Staff communication: An ear to the ground

By Ross Tieman
Published: June 24 2005 13:52 | Last updated: June 24 2005 13:52

When UK business continuity managers gathered a couple of weeks ago in Brighton for the annual conference of the Association of Insurance and Risk Managers, one topic was on everybody’s mind: mounting importance of employee consultation.

The introduction in April of the Information and Consultation regulations gave staff the right to be involved in business continuity planning in organisations of more than 150 people wherever it affects their jobs.

Not that companies necessarily needed compulsion to talk to staff about continuity issues. A survey of 2,000 members of Britain’s Business Continuity Institute found in March that protecting employees was the paramount incentive for organisations to engage in business continuity planning.

Philip Carter, senior manager in the enterprise risk group at adviser Deloitte, says the two most striking emerging trends in business continuity planning are accelerating the speed of recovery after incidents and ensuring companies and organisations can recover from any blow to their human capital, particularly the knowledge staff have.

It is easy to understand why knowledge management is becoming a priority for Europe’s business continuity managers. It does not take a big disaster involving loss of life to cause disruption.

Take, for example, a small IT department employing three people responsible for a business critical system. One takes maternity leave, a second resigns for a job elsewhere and the third breaks a leg playing football.

Without a business continuity system that includes knowledge management the company could struggle to find someone who understands the system.

Early assessments of human risk inevitably focused on senior managers and those whose jobs put them in the front line – such as expatriate staff working for a defence contractor in Saudi Arabia, for example.

But as companies slim down and industrial and support functions become automated key personnel whose loss can affect efficiency are found throughout the organisation.

"By talking to staff, they are going to get better insights into ways to make workplaces safer and ensure business continuity"
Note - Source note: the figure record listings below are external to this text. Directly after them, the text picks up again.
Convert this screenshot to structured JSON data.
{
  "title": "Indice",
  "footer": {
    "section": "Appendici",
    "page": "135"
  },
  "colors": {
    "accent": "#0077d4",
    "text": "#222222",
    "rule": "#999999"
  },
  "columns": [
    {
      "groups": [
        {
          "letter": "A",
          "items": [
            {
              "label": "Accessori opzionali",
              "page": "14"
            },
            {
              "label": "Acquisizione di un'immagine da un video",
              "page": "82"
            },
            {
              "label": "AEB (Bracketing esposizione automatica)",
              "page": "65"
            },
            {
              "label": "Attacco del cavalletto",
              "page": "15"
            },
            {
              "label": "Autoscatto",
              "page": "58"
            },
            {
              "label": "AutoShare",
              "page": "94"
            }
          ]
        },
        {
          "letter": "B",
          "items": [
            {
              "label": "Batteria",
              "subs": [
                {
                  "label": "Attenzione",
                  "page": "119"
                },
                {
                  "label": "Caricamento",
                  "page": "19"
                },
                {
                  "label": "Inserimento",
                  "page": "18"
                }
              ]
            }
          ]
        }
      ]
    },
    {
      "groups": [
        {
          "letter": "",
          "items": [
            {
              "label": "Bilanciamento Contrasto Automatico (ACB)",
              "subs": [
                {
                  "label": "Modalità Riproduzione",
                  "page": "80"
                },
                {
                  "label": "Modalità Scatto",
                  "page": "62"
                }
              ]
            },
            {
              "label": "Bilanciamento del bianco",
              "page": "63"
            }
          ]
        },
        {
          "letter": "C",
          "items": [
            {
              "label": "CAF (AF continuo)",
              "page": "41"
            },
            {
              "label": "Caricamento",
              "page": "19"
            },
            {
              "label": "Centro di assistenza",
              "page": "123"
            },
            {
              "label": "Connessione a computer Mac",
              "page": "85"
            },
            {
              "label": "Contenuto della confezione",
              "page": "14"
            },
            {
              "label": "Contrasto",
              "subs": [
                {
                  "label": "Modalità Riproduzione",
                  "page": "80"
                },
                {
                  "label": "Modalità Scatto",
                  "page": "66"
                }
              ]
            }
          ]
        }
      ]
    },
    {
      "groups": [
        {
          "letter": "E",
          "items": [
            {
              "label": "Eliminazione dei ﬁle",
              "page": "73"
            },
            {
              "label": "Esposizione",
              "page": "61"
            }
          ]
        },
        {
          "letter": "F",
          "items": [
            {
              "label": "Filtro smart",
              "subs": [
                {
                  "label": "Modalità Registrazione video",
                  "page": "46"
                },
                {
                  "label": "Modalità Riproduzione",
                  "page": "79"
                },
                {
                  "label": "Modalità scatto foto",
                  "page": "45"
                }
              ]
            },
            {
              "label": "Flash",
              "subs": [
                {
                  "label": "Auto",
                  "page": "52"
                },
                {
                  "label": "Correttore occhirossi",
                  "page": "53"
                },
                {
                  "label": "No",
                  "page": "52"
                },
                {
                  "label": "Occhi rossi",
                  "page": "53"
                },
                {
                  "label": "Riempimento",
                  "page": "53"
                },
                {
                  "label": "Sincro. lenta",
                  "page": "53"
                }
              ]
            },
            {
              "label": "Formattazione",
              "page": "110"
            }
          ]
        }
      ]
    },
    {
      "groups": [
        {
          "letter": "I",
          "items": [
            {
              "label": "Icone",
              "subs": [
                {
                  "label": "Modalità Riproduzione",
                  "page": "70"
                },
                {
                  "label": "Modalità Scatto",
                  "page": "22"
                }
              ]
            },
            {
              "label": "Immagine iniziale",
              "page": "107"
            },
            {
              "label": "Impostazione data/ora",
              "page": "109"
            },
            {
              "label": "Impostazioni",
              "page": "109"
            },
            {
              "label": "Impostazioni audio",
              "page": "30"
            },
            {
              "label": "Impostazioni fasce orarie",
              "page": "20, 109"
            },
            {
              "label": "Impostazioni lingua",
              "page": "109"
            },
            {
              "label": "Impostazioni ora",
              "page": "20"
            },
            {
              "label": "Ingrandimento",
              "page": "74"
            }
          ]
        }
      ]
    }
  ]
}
One way to tackle the problem is to ensure ready access to personnel records that show who has knowledge of key processes or clients gained in an earlier role. Come what may, says Mr Carter, companies are finding they must duplicate knowledge. “No matter now much you might like to you can’t protect your people from all the hazards of life.”

Organisations are also increasingly obliged to listen to their staff. This does not come easily. Business continuity managers, says Mr Carter, tend to deal with other managers though “we do occasionally use shop floor people to understand, say, what the mechanical issues are with a particular piece of machinery”.

Unions believe they have more to contribute. They say employees have as much interest in ensuring business continuity as managers.

Hannah Reed, senior employment rights officer at the Trades Union Congress in London, says improving consultation over continuity planning offers “a win-win opportunity for employees and companies alike”.

In the past, she says, some companies and organisations paid only lip service to their declared principles of consultation. The new regulations, she believes, will encourage them to listen more closely to staff. And “by talking to staff, they are going to get better insights into ways to make workplaces safer and ensure business continuity”.

In practice it seems companies recognise consultation is important but take a pragmatic view on how much effort to invest in planning for contingencies they hope will never happen.

Mike Lewis, Group Risk Director at global music group EMI, says consulting managers and those with responsibility for particular locations is essential to identify continuity risks and achieve the best solutions.

”We polled a number of key managers in our core businesses and key locations before finalising our recovery strategy,” he says. “That helps you get it right.”

That done, EMI was able to produce a global business recovery strategy that includes assessment of the recovery strategies of key suppliers, such as the manufacturers of compact discs.

During the past 24 months, after a risk assessment presented to its board audit committee, EMI overhauled recovery planning. In particular it evolved plans to ensure security of copyrighted music and recordings, ensuring the catalogue in which much of the company’s value is encapsulated, is well protected.

Some provisions of the standard are universal: evidence of effective procedures for evacuating a building or dealing with a medical emergency is required at every location. But in other respects deployment can vary. “We don’t necessarily need the same arrangements for continuity in Indonesia or Columbia as we do in Britain or the US,” Mr Lewis says.

“Cost benefit analysis is among the tools we use.”